The $20 Million Man

Yesterday, in an interview with Andruw Jones’s agent, Scott Boras, David O’Brien suggested that the Jones may be expecting $20 million/year from his next contract. I’m not sure whether O’Brien’s words were based on speculation or an off-the-record numbers fed to him by Boras, but in any event, it’s interesting to think about what Andruw Jones might be worth this offseason.

As I’ve hinted at here on a few occasions, I’ve developed a method for valuing players, which I will release in my book. I haven’t done the 2006 numbers yet, only 2005. Luckily, Jones’s 2005 and 2006 were very similar. I estimate Andruw’s offensive output was worth about $10.5 million in 2005—I’m still working on a method for capturing defensive value. Let’s assume that his defense is good enough to make him worth exactly what his contract pays him, $13 million, although I think that understates his worth. Can we get AJ to $20 mil? Well, a few recent events make me think that $20 million isn’t so far fetched.

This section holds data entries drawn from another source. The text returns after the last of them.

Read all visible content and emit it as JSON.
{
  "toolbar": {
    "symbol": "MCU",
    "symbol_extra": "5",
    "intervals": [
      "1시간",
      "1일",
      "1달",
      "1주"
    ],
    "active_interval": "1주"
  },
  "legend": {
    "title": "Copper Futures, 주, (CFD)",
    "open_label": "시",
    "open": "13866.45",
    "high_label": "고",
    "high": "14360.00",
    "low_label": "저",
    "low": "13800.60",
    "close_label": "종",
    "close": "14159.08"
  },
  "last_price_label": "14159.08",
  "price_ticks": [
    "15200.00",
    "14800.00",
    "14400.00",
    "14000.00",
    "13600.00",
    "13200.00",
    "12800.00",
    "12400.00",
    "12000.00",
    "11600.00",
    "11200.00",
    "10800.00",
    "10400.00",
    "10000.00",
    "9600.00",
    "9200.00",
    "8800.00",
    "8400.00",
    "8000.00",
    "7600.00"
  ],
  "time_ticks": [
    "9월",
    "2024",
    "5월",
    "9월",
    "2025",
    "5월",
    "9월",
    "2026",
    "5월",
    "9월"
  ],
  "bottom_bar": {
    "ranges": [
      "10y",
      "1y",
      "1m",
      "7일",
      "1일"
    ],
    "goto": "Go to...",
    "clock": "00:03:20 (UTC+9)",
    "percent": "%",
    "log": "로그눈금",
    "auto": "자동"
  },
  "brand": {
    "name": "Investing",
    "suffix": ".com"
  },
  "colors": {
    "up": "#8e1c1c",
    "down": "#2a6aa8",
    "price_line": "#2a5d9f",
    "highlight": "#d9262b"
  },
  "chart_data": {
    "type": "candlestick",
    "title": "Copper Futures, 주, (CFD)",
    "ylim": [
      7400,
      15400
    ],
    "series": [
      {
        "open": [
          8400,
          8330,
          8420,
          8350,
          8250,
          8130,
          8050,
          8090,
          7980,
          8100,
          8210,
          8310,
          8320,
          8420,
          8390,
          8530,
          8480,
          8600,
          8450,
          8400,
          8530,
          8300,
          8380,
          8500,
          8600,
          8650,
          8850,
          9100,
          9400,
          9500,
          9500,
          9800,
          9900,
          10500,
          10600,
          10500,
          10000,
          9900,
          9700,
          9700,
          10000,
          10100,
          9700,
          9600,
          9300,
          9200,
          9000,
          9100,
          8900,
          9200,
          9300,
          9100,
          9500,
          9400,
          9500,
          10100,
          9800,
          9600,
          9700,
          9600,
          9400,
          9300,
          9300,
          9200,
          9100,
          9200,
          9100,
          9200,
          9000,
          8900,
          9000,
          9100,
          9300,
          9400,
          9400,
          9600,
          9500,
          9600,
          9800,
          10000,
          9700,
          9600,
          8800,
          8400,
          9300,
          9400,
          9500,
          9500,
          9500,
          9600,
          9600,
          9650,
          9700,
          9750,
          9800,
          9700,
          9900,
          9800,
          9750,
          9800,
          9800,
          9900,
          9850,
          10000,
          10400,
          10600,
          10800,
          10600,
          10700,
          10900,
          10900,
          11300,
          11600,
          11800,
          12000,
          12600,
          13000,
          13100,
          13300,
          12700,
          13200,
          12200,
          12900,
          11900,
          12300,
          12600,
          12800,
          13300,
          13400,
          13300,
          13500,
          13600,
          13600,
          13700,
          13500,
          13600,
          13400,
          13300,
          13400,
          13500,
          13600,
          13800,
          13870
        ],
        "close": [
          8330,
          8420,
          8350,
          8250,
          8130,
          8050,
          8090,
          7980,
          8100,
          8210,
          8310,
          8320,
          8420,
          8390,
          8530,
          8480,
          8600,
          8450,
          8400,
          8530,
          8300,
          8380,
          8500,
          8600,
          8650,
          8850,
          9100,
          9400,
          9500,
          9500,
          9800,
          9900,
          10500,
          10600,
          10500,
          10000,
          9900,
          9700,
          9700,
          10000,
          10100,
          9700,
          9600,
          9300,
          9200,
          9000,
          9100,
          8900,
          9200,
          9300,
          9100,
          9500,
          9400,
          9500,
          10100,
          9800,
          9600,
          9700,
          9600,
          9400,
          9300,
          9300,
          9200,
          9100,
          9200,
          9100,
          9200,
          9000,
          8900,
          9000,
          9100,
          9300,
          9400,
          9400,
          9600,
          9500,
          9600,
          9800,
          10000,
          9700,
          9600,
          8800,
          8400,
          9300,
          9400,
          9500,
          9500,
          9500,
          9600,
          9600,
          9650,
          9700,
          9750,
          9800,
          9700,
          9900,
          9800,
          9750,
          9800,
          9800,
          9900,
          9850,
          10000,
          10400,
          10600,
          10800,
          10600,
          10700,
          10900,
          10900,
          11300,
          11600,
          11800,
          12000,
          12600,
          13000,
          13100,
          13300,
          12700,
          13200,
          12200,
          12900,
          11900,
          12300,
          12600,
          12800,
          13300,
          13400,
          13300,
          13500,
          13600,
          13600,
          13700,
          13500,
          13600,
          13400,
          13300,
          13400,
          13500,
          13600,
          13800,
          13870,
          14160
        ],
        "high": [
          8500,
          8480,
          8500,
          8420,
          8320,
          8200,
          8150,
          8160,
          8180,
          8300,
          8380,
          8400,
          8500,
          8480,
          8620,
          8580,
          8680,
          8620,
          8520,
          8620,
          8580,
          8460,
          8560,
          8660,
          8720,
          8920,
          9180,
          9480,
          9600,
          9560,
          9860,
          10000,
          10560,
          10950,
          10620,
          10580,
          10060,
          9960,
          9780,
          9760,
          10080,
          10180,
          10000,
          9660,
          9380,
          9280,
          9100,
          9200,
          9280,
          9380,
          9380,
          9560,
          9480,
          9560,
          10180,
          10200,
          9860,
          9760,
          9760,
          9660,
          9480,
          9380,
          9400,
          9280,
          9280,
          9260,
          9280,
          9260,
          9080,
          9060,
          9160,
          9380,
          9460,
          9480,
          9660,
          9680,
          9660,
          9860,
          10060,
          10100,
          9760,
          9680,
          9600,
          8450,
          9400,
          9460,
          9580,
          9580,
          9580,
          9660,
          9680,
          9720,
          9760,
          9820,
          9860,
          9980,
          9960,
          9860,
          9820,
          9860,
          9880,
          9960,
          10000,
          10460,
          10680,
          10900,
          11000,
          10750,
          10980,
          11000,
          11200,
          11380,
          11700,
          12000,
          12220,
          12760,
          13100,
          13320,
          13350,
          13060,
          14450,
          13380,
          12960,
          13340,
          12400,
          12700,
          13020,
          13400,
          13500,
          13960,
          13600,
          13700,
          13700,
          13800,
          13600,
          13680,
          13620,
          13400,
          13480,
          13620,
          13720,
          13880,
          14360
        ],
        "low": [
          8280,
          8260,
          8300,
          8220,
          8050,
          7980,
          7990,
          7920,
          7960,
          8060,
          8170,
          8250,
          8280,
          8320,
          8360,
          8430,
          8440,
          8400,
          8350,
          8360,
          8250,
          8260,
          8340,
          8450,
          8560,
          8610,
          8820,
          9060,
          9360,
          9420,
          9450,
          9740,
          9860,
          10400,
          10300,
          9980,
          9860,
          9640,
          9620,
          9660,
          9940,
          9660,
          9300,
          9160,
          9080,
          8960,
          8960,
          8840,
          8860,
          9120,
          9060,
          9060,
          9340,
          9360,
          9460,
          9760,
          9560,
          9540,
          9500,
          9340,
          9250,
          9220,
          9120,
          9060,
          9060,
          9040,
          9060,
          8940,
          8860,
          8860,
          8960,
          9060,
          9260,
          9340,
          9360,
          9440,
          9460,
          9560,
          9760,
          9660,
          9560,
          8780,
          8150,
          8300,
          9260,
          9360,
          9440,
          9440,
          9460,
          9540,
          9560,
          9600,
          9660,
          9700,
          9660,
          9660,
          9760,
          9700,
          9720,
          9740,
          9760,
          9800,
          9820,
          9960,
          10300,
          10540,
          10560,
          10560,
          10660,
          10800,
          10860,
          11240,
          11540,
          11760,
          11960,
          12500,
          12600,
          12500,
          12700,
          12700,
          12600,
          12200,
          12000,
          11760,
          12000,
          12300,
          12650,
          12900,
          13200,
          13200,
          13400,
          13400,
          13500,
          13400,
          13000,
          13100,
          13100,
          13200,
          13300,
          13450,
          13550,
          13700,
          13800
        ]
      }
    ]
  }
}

First, MLB attendance and revenues have been rising. The MLB Advanced Media is an example of the league’s recent success. As the league brings in more money, there is more in the pot for owners to spend on players. How much is this going to affect player salaries? Well, let’s look to two players: Tori Hunter and Gary Sheffield.

A few weeks ago, the Twins decided to pick up Hunter’s $12 million option for 2007. When I saw that, I about fell out of my chair. The Twins aren’t a dumb organization, and Hunter isn’t as good or as young as Jones. I have Hunter pegged at $4 million in 2005, but he only played two-thirds of what he played in 2006; but, ajusting for that only gets him to $6 million for a full season of play. He was better by a little in 2006, but not by a lot, let’s put him at $7 million.

Gary Sheffield is upset that the Yankees are picking up his $13 million option for 2007. Sheffield claims that he doesn’t want to play first base, but I think the real reason is that he’s been told by his agent that he’s worth a lot more than that…and I think the Yankees know it. According to my estimate, Sheffield was worth $10 million in 2005. And though he missed much of 2006 with injuries, he should be back producing in 2007. Why else would the Yankees have picked up his option? They are not desperate for a first basemen or a right fielder.

This brings me back to Jones. He’s always been a much better player than Hunter, and he’s younger. He has not reached Sheffield’s heights yet, but I think he’s better than the 38-year-old model that will take the field next season. These guys will make $12 and $13 million next year. I think that there is that possibility that Andruw rises to the next level. He’s a low-risk-high-reward guy, and I suspect many teams view him in the same manner.

I expect that the free agent market this year is going to be exciting, and that Andruw Jones, may be get his $20 million. Whether it will be through an extension with the Braves or for another team in 2007, he’s in for a nice payday. I hope that the Braves hold on to him for one more year. Right now, he’s looking like a steal.

2 Responses “The $20 Million Man”

  1. studes says:

    I agree it could happen. My Net Wins Shares Value system (which does include fielding) has Jones pegged at $17.5M last year. Given general salary inflation plus the great cash flow of MLB, it could definitely happen.

    FWIW, I had Hunter at $9.7 this past year, so it is odd for the Twins to pick up his option. If a major market team had done it, I wouldn’t have been so surprised.

  2. Sean says:

    It doesn’t particularly surprise me that the Twins picked up Hunter’s option. I definitely do not think he is worth that money. I don’t know the numbers behind it, but just watching Twins games and Sportscenter highlights this year it seems to me as if they got lucky this season (anyone want to pull up BABIP and RISP AVG. numbers for half of the Twins’ team?) Subsequently, I would guess that the Twins could be headed toward a disappointing year.

    I somehow doubt that Ryan is the type of manager that worries greatly about criticism concerning his official duties, but what if he had not picked up Hunter’s option and the Twins did fare poorly in that competitive division next season? Between Liriano’s injuries (which will almost certainly continue next season) and not retaining Hunter, there would have been major fallout in the Twins camp.